Well, if the CPU fails to increment vals, then you have an infinite loop ;)

Trusting the hardware too much

Posted Feb 21, 2012 7:30 UTC (Tue) by geuder (subscriber, #62854) [Link]

> ... but it's just reading through a static array, looking for the end marker.

Looking for an end marker, which is not guaranteed to exist. At least not until you do inter function dependency analysis and have all potential callers' code and make sure there is no path your array data origins from some not to be trusted hardware or user input. Could be easy or impossible.

Of course it would not be an endless loop, but still a potentially dangerous construct overreading the allocated array.

Trusting the hardware too much

Posted Feb 17, 2012 7:53 UTC (Fri) by Felix.Braun (guest, #3032) [Link]

[O]ne must treat the hardware as if it were a clever and willful dog. With some effort, it can be made to perform impressive tricks, but, given a moment of inattention, it will snag your dinner from the grill and hide under the couch.
May I suggest this as the quote of the year?

Trusting the hardware too much

Posted Feb 17, 2012 10:07 UTC (Fri) by marcH (subscriber, #57642) [Link]

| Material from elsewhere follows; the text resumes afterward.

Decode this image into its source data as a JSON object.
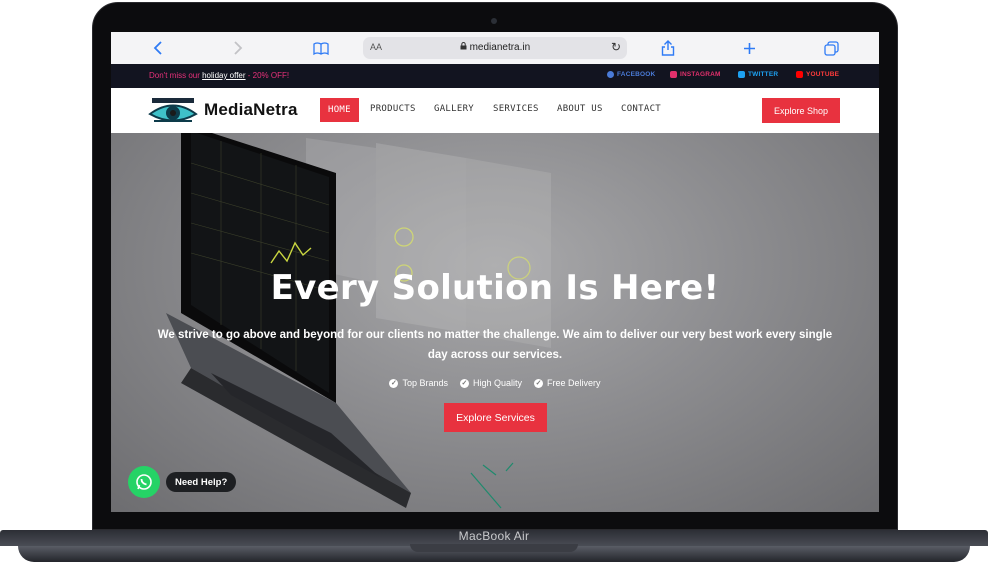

A critical feature for any such tool is the ability to silence false positives and well known bugs with ease. I mean:

/** @carburizer_shut_up_because_I_know_you_are_wrong_here */
some_code_triggering_a_false_positive()

/** @carburizer_shut_up_because_this_issue_cannot_be_fixed_yet_see_bug_4325 */
dangerous_code()

Of course it does not have to be inline comments, some external exclusion file could be even better.

How does carburizer fare with respect to this?

> ... or in this rather over-the-top web site.

I'm looking forward to the new LWN CSS inspired by it!